The real promise of the Age of AI, beyond automation, is the new discoveries we’ll find in the data we already have. Practitioners will realize the core need to create and attach more metadata for existing data, some not yet known, for an infinitude of data points.
There’s never been anything like this in the generations of enterprise technologies that came before.
The need to revisit data and continuously extract more knowledge and insights to improve AI is unique for our time. This makes data lineage, tracking, and indexing—the discipline known as metadata—grow in both value and scale. Metadata is no longer just a method to accelerate data lookup; it’s become a true “master catalogue” of data.
Some may throw their hands up at the sheer scale of the problem, but the tech industry is full of talented people who delight in tough problems of scale. Disruptive thinkers always show up when the needs are the greatest.

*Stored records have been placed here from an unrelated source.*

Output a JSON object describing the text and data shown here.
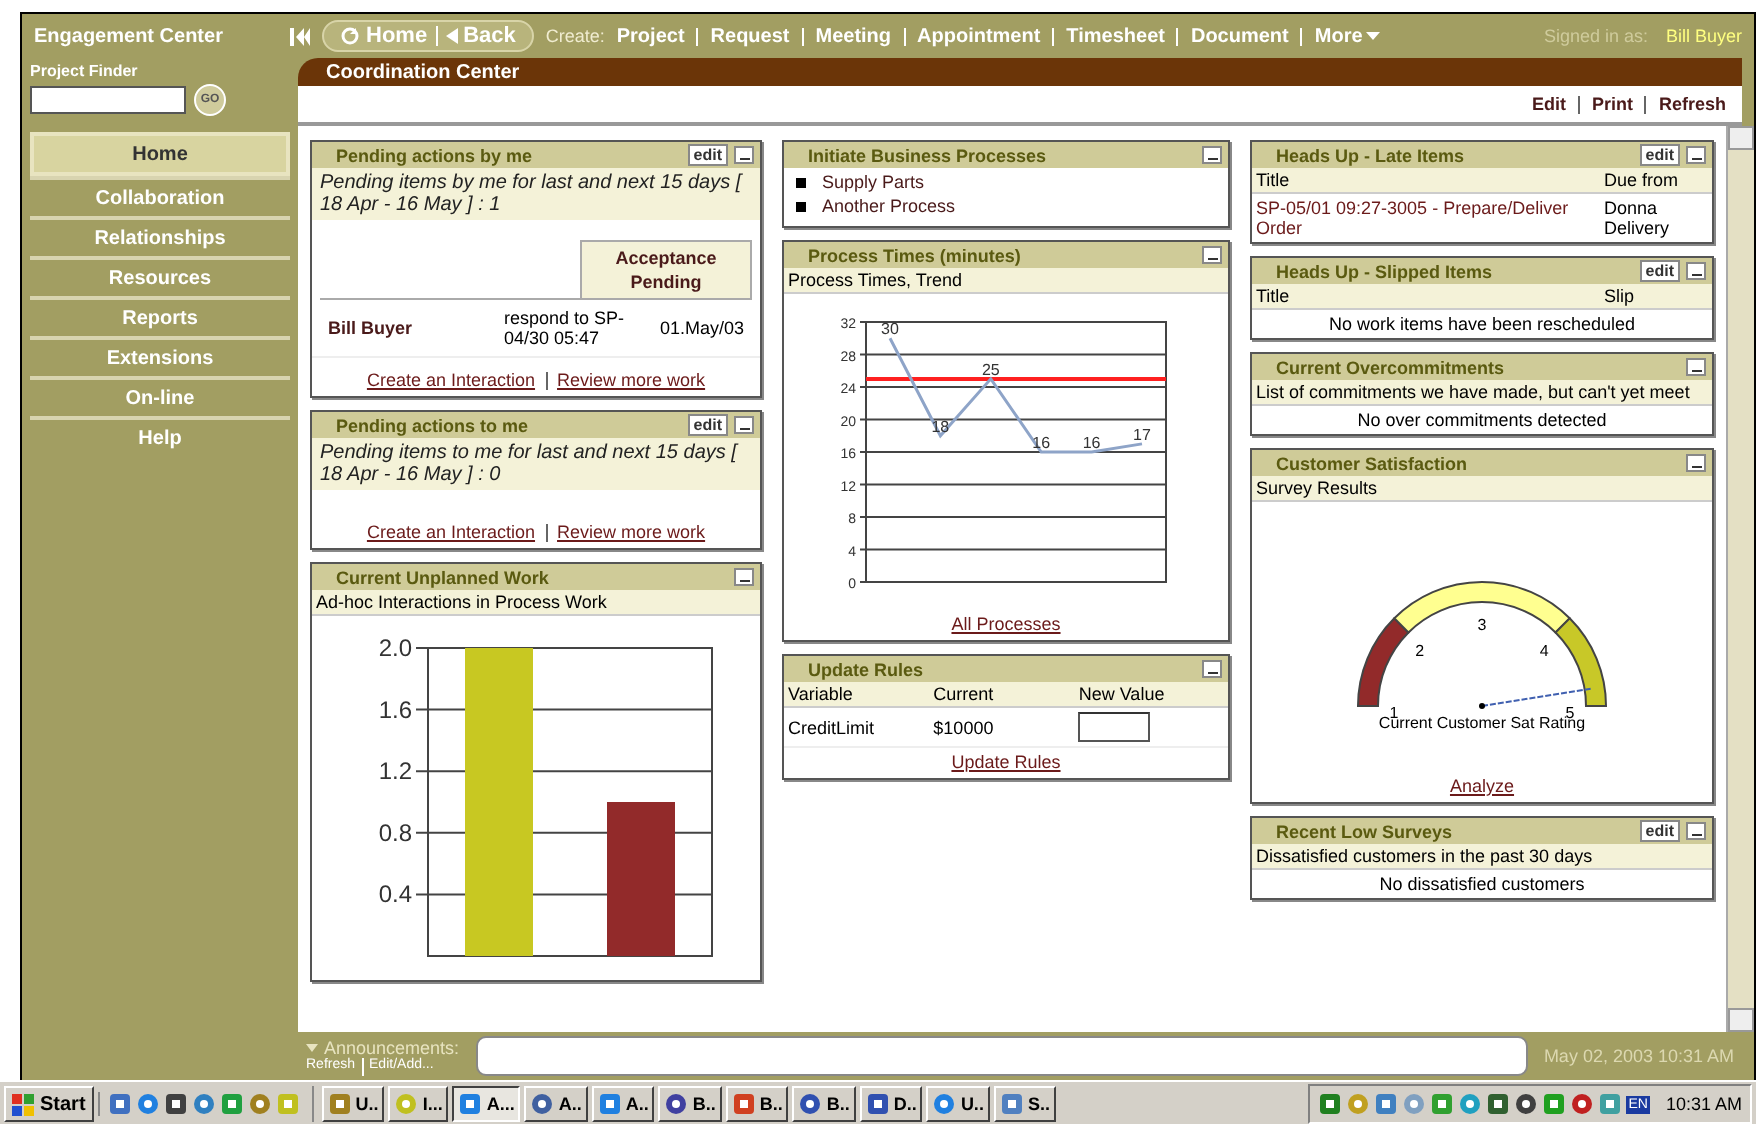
{
  "top_bar": {
    "app_title": "Engagement Center",
    "home": "Home",
    "back": "Back",
    "create_label": "Create:",
    "create_links": [
      "Project",
      "Request",
      "Meeting",
      "Appointment",
      "Timesheet",
      "Document",
      "More"
    ],
    "signed_in_label": "Signed in as:",
    "user": "Bill Buyer"
  },
  "sidebar": {
    "finder_label": "Project Finder",
    "go": "GO",
    "items": [
      {
        "label": "Home",
        "selected": true
      },
      {
        "label": "Collaboration",
        "selected": false
      },
      {
        "label": "Relationships",
        "selected": false
      },
      {
        "label": "Resources",
        "selected": false
      },
      {
        "label": "Reports",
        "selected": false
      },
      {
        "label": "Extensions",
        "selected": false
      },
      {
        "label": "On-line",
        "selected": false
      },
      {
        "label": "Help",
        "selected": false
      }
    ]
  },
  "page": {
    "title": "Coordination Center",
    "actions": [
      "Edit",
      "Print",
      "Refresh"
    ]
  },
  "columns": [
    [
      {
        "kind": "pending",
        "title": "Pending actions by me",
        "edit": "edit",
        "summary": "Pending items by me for last and next 15 days  [ 18 Apr - 16 May ] : 1",
        "table_header": "Acceptance Pending",
        "rows": [
          {
            "name": "Bill Buyer",
            "task": "respond to SP-04/30 05:47",
            "date": "01.May/03"
          }
        ],
        "links": [
          "Create an Interaction",
          "Review more work"
        ]
      },
      {
        "kind": "pending",
        "title": "Pending actions to me",
        "edit": "edit",
        "summary": "Pending items to me for last and next 15 days [ 18 Apr - 16 May ] : 0",
        "links": [
          "Create an Interaction",
          "Review more work"
        ]
      },
      {
        "kind": "bar_chart",
        "title": "Current Unplanned Work",
        "subtitle": "Ad-hoc Interactions in Process Work",
        "chart_data": {
          "type": "bar",
          "grid": true,
          "ylim": [
            0,
            2
          ],
          "yticks": [
            0.4,
            0.8,
            1.2,
            1.6,
            {
              "value": 2,
              "label": "2.0"
            }
          ],
          "series": [
            {
              "color": "#c8c822",
              "values": [
                2.0,
                null
              ]
            },
            {
              "color": "#922a2a",
              "values": [
                null,
                1.0
              ]
            }
          ]
        }
      }
    ],
    [
      {
        "kind": "list",
        "title": "Initiate Business Processes",
        "items": [
          "Supply Parts",
          "Another Process"
        ]
      },
      {
        "kind": "line_chart",
        "title": "Process Times (minutes)",
        "subtitle": "Process Times, Trend",
        "chart_data": {
          "type": "line",
          "grid": true,
          "ylim": [
            0,
            32
          ],
          "yticks": [
            0,
            4,
            8,
            12,
            16,
            20,
            24,
            28,
            32
          ],
          "series": [
            {
              "color": "#8ea4c8",
              "values": [
                30,
                18,
                25,
                16,
                16,
                17
              ]
            }
          ],
          "data_labels": true,
          "ref_lines": [
            {
              "axis": "y",
              "value": 25,
              "color": "#ff2020"
            }
          ]
        },
        "links": [
          "All Processes"
        ]
      },
      {
        "kind": "rules",
        "title": "Update Rules",
        "headers": [
          "Variable",
          "Current",
          "New Value"
        ],
        "rows": [
          {
            "variable": "CreditLimit",
            "current": "$10000"
          }
        ],
        "links": [
          "Update Rules"
        ]
      }
    ],
    [
      {
        "kind": "table",
        "title": "Heads Up - Late Items",
        "edit": "edit",
        "headers": [
          "Title",
          "Due from"
        ],
        "rows": [
          [
            "SP-05/01 09:27-3005 - Prepare/Deliver Order",
            "Donna Delivery"
          ]
        ]
      },
      {
        "kind": "table",
        "title": "Heads Up - Slipped Items",
        "edit": "edit",
        "headers": [
          "Title",
          "Slip"
        ],
        "empty": "No work items have been rescheduled"
      },
      {
        "kind": "table",
        "title": "Current Overcommitments",
        "subtitle": "List of commitments we have made, but can't yet meet",
        "empty": "No over commitments detected"
      },
      {
        "kind": "gauge",
        "title": "Customer Satisfaction",
        "subtitle": "Survey Results",
        "gauge": {
          "labels": [
            "1",
            "2",
            "3",
            "4",
            "5"
          ],
          "caption": "Current Customer Sat Rating"
        },
        "links": [
          "Analyze"
        ]
      },
      {
        "kind": "table",
        "title": "Recent Low Surveys",
        "edit": "edit",
        "subtitle": "Dissatisfied customers in the past 30 days",
        "empty": "No dissatisfied customers"
      }
    ]
  ],
  "announcements": {
    "label": "Announcements:",
    "links": [
      "Refresh",
      "Edit/Add..."
    ],
    "timestamp": "May 02, 2003 10:31 AM"
  },
  "taskbar": {
    "start": "Start",
    "tasks": [
      {
        "label": "U..",
        "selected": false
      },
      {
        "label": "I...",
        "selected": false
      },
      {
        "label": "A...",
        "selected": true
      },
      {
        "label": "A..",
        "selected": false
      },
      {
        "label": "A..",
        "selected": false
      },
      {
        "label": "B..",
        "selected": false
      },
      {
        "label": "B..",
        "selected": false
      },
      {
        "label": "B..",
        "selected": false
      },
      {
        "label": "D..",
        "selected": false
      },
      {
        "label": "U..",
        "selected": false
      },
      {
        "label": "S..",
        "selected": false
      }
    ],
    "language": "EN",
    "clock": "10:31 AM"
  }
}
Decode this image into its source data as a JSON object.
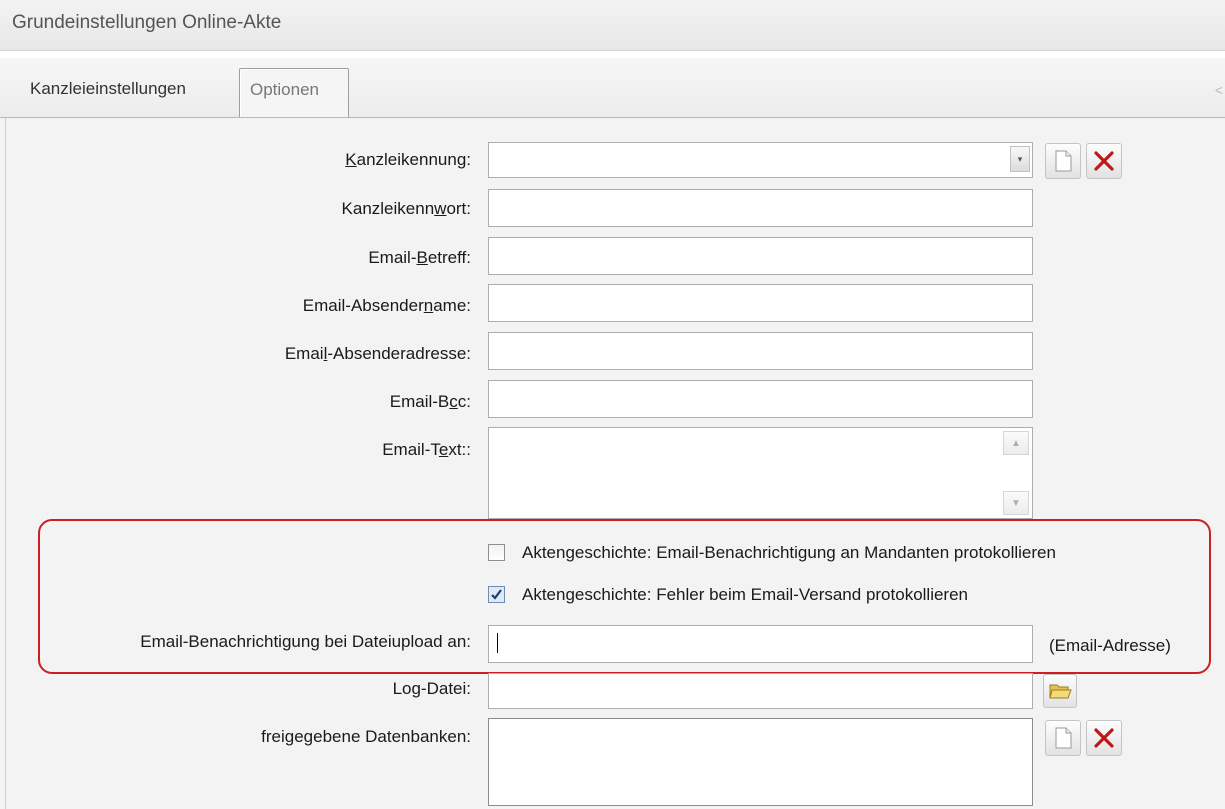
{
  "window": {
    "title": "Grundeinstellungen Online-Akte"
  },
  "tabs": [
    {
      "label": "Kanzleieinstellungen",
      "active": false
    },
    {
      "label": "Optionen",
      "active": true
    }
  ],
  "form": {
    "kanzleikennung": {
      "label_pre": "",
      "label_mnemonic": "K",
      "label_post": "anzleikennung:",
      "value": ""
    },
    "kanzleikennwort": {
      "label_pre": "Kanzleikenn",
      "label_mnemonic": "w",
      "label_post": "ort:",
      "value": ""
    },
    "email_betreff": {
      "label_pre": "Email-",
      "label_mnemonic": "B",
      "label_post": "etreff:",
      "value": ""
    },
    "email_absendername": {
      "label_pre": "Email-Absender",
      "label_mnemonic": "n",
      "label_post": "ame:",
      "value": ""
    },
    "email_absenderadresse": {
      "label_pre": "Emai",
      "label_mnemonic": "l",
      "label_post": "-Absenderadresse:",
      "value": ""
    },
    "email_bcc": {
      "label_pre": "Email-B",
      "label_mnemonic": "c",
      "label_post": "c:",
      "value": ""
    },
    "email_text": {
      "label_pre": "Email-T",
      "label_mnemonic": "e",
      "label_post": "xt::",
      "value": ""
    },
    "checkbox_benachrichtigung": {
      "label": "Aktengeschichte: Email-Benachrichtigung an Mandanten protokollieren",
      "checked": false
    },
    "checkbox_fehler": {
      "label": "Aktengeschichte: Fehler beim Email-Versand protokollieren",
      "checked": true
    },
    "dateiupload": {
      "label": "Email-Benachrichtigung bei Dateiupload an:",
      "value": "",
      "hint": "(Email-Adresse)"
    },
    "log_datei": {
      "label": "Log-Datei:",
      "value": ""
    },
    "datenbanken": {
      "label": "freigegebene Datenbanken:",
      "value": ""
    }
  },
  "icons": {
    "new": "new-document-icon",
    "delete": "delete-x-icon",
    "folder": "open-folder-icon",
    "dropdown": "chevron-down-icon"
  },
  "colors": {
    "highlight_border": "#cc1f1f",
    "delete_x": "#c01818",
    "folder": "#e8c24a"
  }
}
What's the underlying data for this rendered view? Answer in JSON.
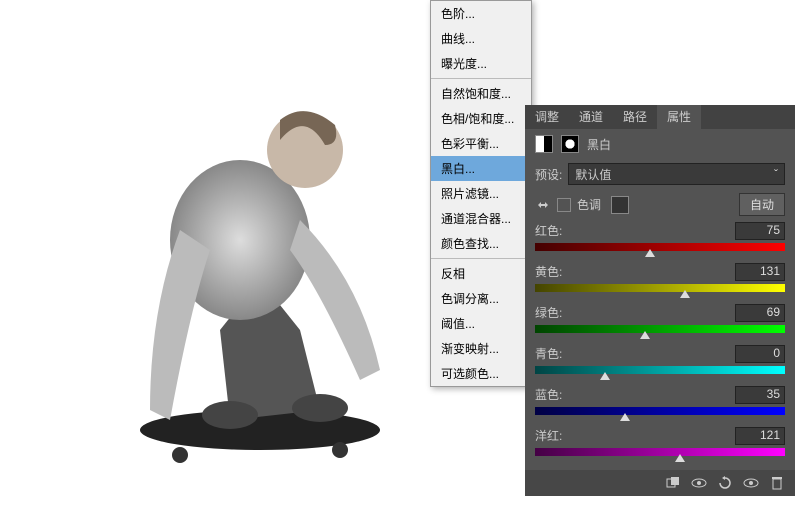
{
  "menu": {
    "items": [
      {
        "label": "色阶...",
        "arrow": false
      },
      {
        "label": "曲线...",
        "arrow": false
      },
      {
        "label": "曝光度...",
        "arrow": false
      },
      {
        "sep": true
      },
      {
        "label": "自然饱和度...",
        "arrow": false
      },
      {
        "label": "色相/饱和度...",
        "arrow": false
      },
      {
        "label": "色彩平衡...",
        "arrow": false
      },
      {
        "label": "黑白...",
        "arrow": false,
        "selected": true
      },
      {
        "label": "照片滤镜...",
        "arrow": false
      },
      {
        "label": "通道混合器...",
        "arrow": false
      },
      {
        "label": "颜色查找...",
        "arrow": false
      },
      {
        "sep": true
      },
      {
        "label": "反相",
        "arrow": false
      },
      {
        "label": "色调分离...",
        "arrow": false
      },
      {
        "label": "阈值...",
        "arrow": false
      },
      {
        "label": "渐变映射...",
        "arrow": false
      },
      {
        "label": "可选颜色...",
        "arrow": false
      }
    ]
  },
  "tabs": [
    "调整",
    "通道",
    "路径",
    "属性"
  ],
  "active_tab": "属性",
  "panel_title": "黑白",
  "preset_label": "预设:",
  "preset_value": "默认值",
  "tint_label": "色调",
  "auto_label": "自动",
  "sliders": [
    {
      "name": "红色:",
      "value": 75,
      "grad": "linear-gradient(90deg,#400,#f00)",
      "pos": 46
    },
    {
      "name": "黄色:",
      "value": 131,
      "grad": "linear-gradient(90deg,#440,#ff0)",
      "pos": 60
    },
    {
      "name": "绿色:",
      "value": 69,
      "grad": "linear-gradient(90deg,#040,#0f0)",
      "pos": 44
    },
    {
      "name": "青色:",
      "value": 0,
      "grad": "linear-gradient(90deg,#044,#0ff)",
      "pos": 28
    },
    {
      "name": "蓝色:",
      "value": 35,
      "grad": "linear-gradient(90deg,#004,#00f)",
      "pos": 36
    },
    {
      "name": "洋红:",
      "value": 121,
      "grad": "linear-gradient(90deg,#404,#f0f)",
      "pos": 58
    }
  ],
  "chart_data": {
    "type": "table",
    "title": "黑白调整",
    "series": [
      {
        "name": "通道",
        "values": [
          "红色",
          "黄色",
          "绿色",
          "青色",
          "蓝色",
          "洋红"
        ]
      }
    ],
    "values": [
      75,
      131,
      69,
      0,
      35,
      121
    ]
  }
}
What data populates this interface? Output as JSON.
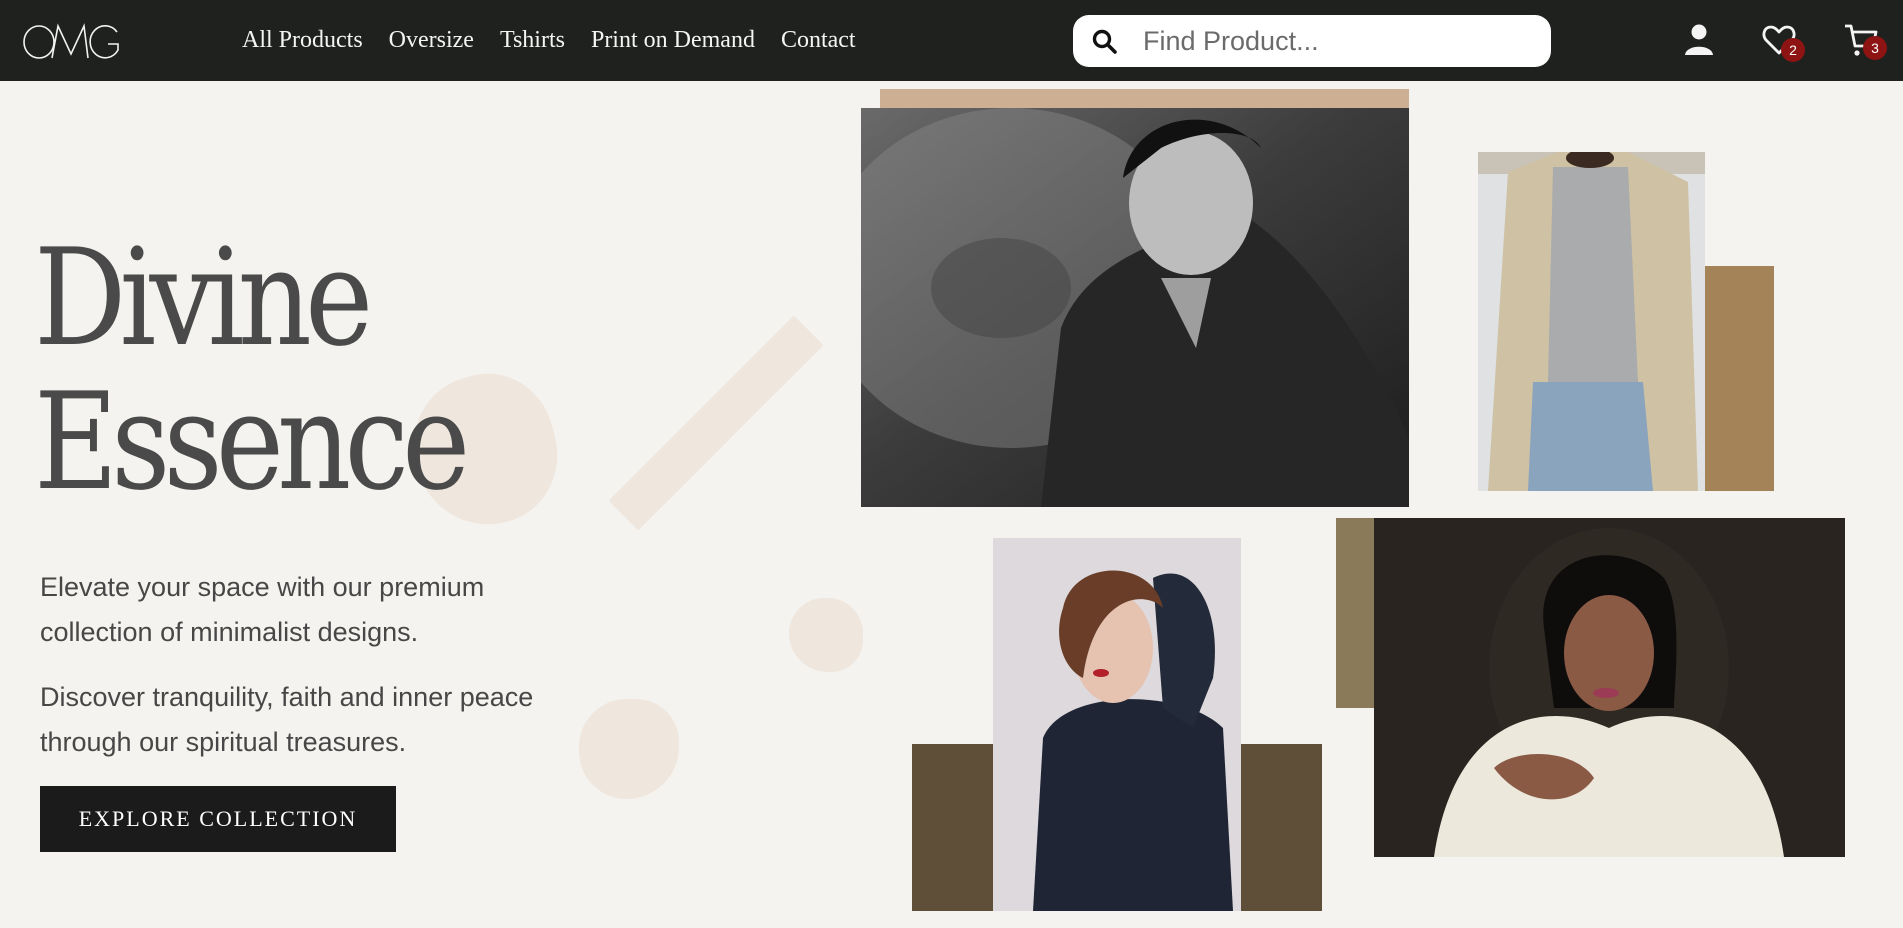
{
  "brand": {
    "logo": "OMG"
  },
  "nav": {
    "links": [
      "All Products",
      "Oversize",
      "Tshirts",
      "Print on Demand",
      "Contact"
    ]
  },
  "search": {
    "placeholder": "Find Product..."
  },
  "header_icons": {
    "account": "user-icon",
    "wishlist": {
      "icon": "heart-icon",
      "count": "2"
    },
    "cart": {
      "icon": "cart-icon",
      "count": "3"
    }
  },
  "hero": {
    "title_line1": "Divine",
    "title_line2": "Essence",
    "paragraph1": "Elevate your space with our premium collection of minimalist designs.",
    "paragraph2": "Discover tranquility, faith and inner peace through our spiritual treasures.",
    "cta_label": "EXPLORE COLLECTION"
  },
  "colors": {
    "header_bg": "#1e211e",
    "page_bg": "#f5f3ef",
    "badge": "#8e1414",
    "accent_tan": "#cdb093",
    "accent_brown": "#a58358",
    "accent_olive": "#8b7a5a",
    "accent_dark": "#5f4f38"
  }
}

Consider the unstructured data revolution from big data’s rise 20 years ago. It’s going through something of a dramatic evolution today. Instead of treating data like amorphous blobs, even highly unstructured storage systems have gained the capability to organize unstructured data into structured forms. The winner is looking much like tabular formats with highly flexible transformations of how data is evolved and related. The “lazy evaluation” strategy of programming, in which primitives are treated as abstractions, is being mined for its applicability to maintaining data that is reliable and standardized, according to need.
We know Python is the universal language of AI, and one of the most widely used data structures in the data science and AI discipline is the Pandas DataFrame. I have followed the team over at Pixeltable (of Parquet file format fame) who have looked at the data problem and made the dataframe a super flexible data structure. I really like the door this opens up, making multimodal data sets something that can be flexibly stored, transformed, and iterated on, in dependable ways. The world needs more flexible methods for organizing and querying data at scale, and fast search through columns just won’t be enough.
In my work, I'm thinking about extending these types of concepts with even more transformations, lineage, and scale versus what we previously thought was possible. At the core of it, what I truly like is how the data morphs depending on caller needs, decoupling its creation and administration from its use. Transforming data into new forms at access time drives developer productivity, where an MPEG image is transformed to JPEG upon access, if that is implicit in the needs of the code.
I’m following this project, and others like it, very closely. While solutions from the big data era do offer scale, they’ll need significant innovation to be anything like the model for future generations of data organization and storage.